Quid des actions concrètes à mener ?
Au niveau de l’action, nous allons d’abord nous atteler à rendre effectives les mesures annoncées par le président de la République dans son adresse de fin d’année. Notamment les importants projets miniers et autres infrastructures de deuxième génération dont l’opérationnalisation permettra sans aucun doute d’accélérer le croissance du Cameroun. Nous allons ensuite consolider la sécurité parce que si un Etat n’a pas de sécurité, c’est difficile d’avancer. Troisièmement, il y a l’import-substitution qui nous préserve de la dépendance économique et alimentaire.
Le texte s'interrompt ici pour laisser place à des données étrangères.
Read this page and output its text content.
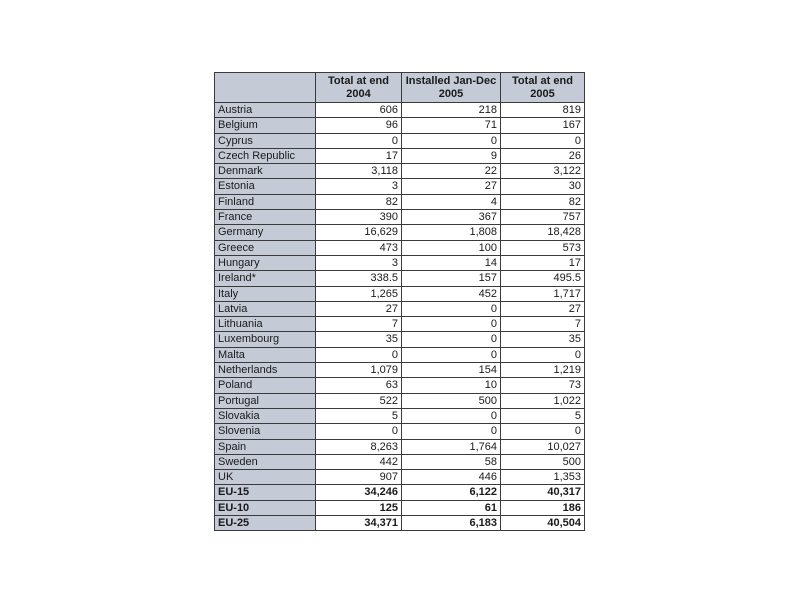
	Total at end 2004	Installed Jan-Dec 2005	Total at end 2005
Austria	606	218	819
Belgium	96	71	167
Cyprus	0	0	0
Czech Republic	17	9	26
Denmark	3,118	22	3,122
Estonia	3	27	30
Finland	82	4	82
France	390	367	757
Germany	16,629	1,808	18,428
Greece	473	100	573
Hungary	3	14	17
Ireland*	338.5	157	495.5
Italy	1,265	452	1,717
Latvia	27	0	27
Lithuania	7	0	7
Luxembourg	35	0	35
Malta	0	0	0
Netherlands	1,079	154	1,219
Poland	63	10	73
Portugal	522	500	1,022
Slovakia	5	0	5
Slovenia	0	0	0
Spain	8,263	1,764	10,027
Sweden	442	58	500
UK	907	446	1,353
EU-15	34,246	6,122	40,317
EU-10	125	61	186
EU-25	34,371	6,183	40,504
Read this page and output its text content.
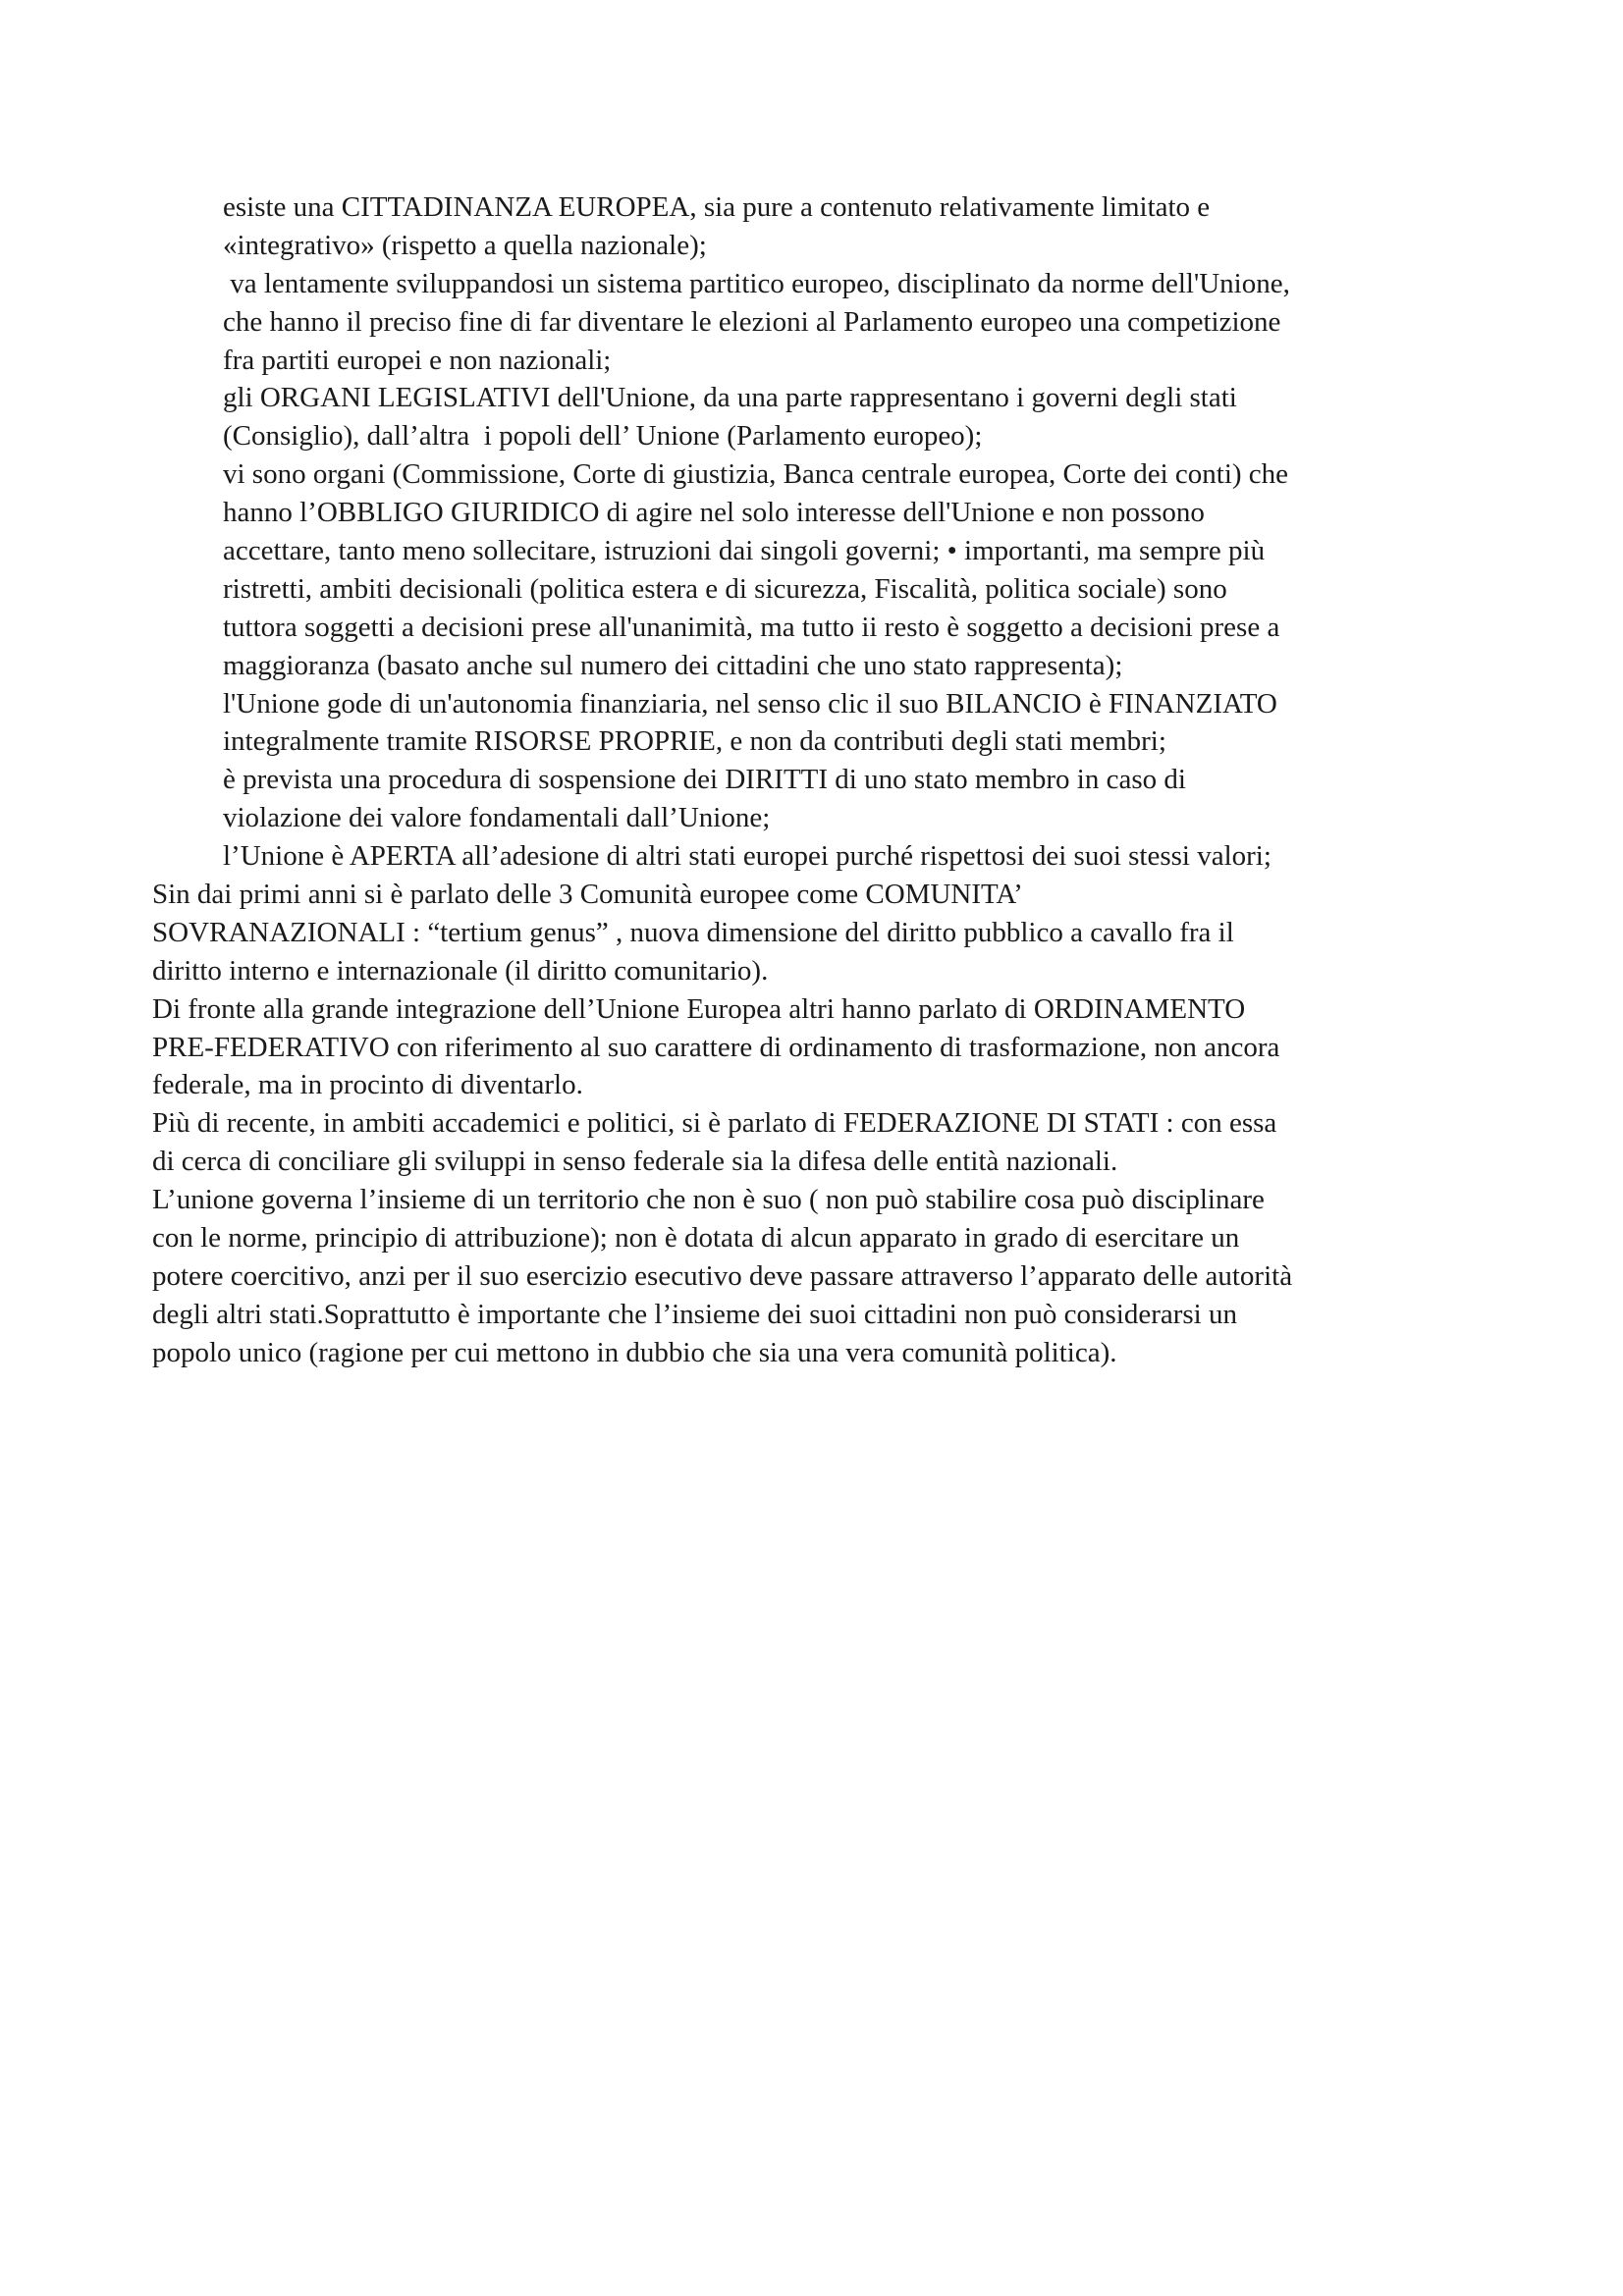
esiste una CITTADINANZA EUROPEA, sia pure a contenuto relativamente limitato e
«integrativo» (rispetto a quella nazionale);
va lentamente sviluppandosi un sistema partitico europeo, disciplinato da norme dell'Unione,
che hanno il preciso fine di far diventare le elezioni al Parlamento europeo una competizione
fra partiti europei e non nazionali;
gli ORGANI LEGISLATIVI dell'Unione, da una parte rappresentano i governi degli stati
(Consiglio), dall’altra  i popoli dell’ Unione (Parlamento europeo);
vi sono organi (Commissione, Corte di giustizia, Banca centrale europea, Corte dei conti) che
hanno l’OBBLIGO GIURIDICO di agire nel solo interesse dell'Unione e non possono
accettare, tanto meno sollecitare, istruzioni dai singoli governi; • importanti, ma sempre più
ristretti, ambiti decisionali (politica estera e di sicurezza, Fiscalità, politica sociale) sono
tuttora soggetti a decisioni prese all'unanimità, ma tutto ii resto è soggetto a decisioni prese a
maggioranza (basato anche sul numero dei cittadini che uno stato rappresenta);
l'Unione gode di un'autonomia finanziaria, nel senso clic il suo BILANCIO è FINANZIATO
integralmente tramite RISORSE PROPRIE, e non da contributi degli stati membri;
è prevista una procedura di sospensione dei DIRITTI di uno stato membro in caso di
violazione dei valore fondamentali dall’Unione;
l’Unione è APERTA all’adesione di altri stati europei purché rispettosi dei suoi stessi valori;
Sin dai primi anni si è parlato delle 3 Comunità europee come COMUNITA’
SOVRANAZIONALI : “tertium genus” , nuova dimensione del diritto pubblico a cavallo fra il
diritto interno e internazionale (il diritto comunitario).
Di fronte alla grande integrazione dell’Unione Europea altri hanno parlato di ORDINAMENTO
PRE-FEDERATIVO con riferimento al suo carattere di ordinamento di trasformazione, non ancora
federale, ma in procinto di diventarlo.
Più di recente, in ambiti accademici e politici, si è parlato di FEDERAZIONE DI STATI : con essa
di cerca di conciliare gli sviluppi in senso federale sia la difesa delle entità nazionali.
L’unione governa l’insieme di un territorio che non è suo ( non può stabilire cosa può disciplinare
con le norme, principio di attribuzione); non è dotata di alcun apparato in grado di esercitare un
potere coercitivo, anzi per il suo esercizio esecutivo deve passare attraverso l’apparato delle autorità
degli altri stati.Soprattutto è importante che l’insieme dei suoi cittadini non può considerarsi un
popolo unico (ragione per cui mettono in dubbio che sia una vera comunità politica).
L’import-substitution avait l’année dernière 30 milliards en dépenses réelles en plus des mesures fiscalo-douanières déjà votées dans la loi de finances depuis 2019. On a ajouté de nouvelles mesures fiscalo-douanières pour asseoir davantage cette politique afin que la production locale, dans les matières où nous avons l’avantage comparatif, soit améliorée. En matière douanière, il y a des droits d’accises qui sont prélevés sur les biens tels que le tabac, le whisky, les vins, les boissons gazeuses, les eaux minérales, les glaces de consommation, la mayonnaise, etc. parce qu’on estime que nous en produisons. Et si ce n’est pas le cas, on a des substituts. Au niveau des impôts, nous avons le renforcement du dispositif de promotion des secteurs agricoles, de l’élevage et de la pêche. Actuellement nous avons le poisson, le blé, le riz, le maïs. Ce sont des biens que nous importons beaucoup mais nous avons la capacité de production. Les exploitations agricoles, de l’élevage et de pêches bénéficient, quelle que soit leur taille, des avantages fiscaux en phase d’investissements et en phase d’exploitation. Nous savons qu’en développant ces productions, nous allons asseoir l’import-substitution. 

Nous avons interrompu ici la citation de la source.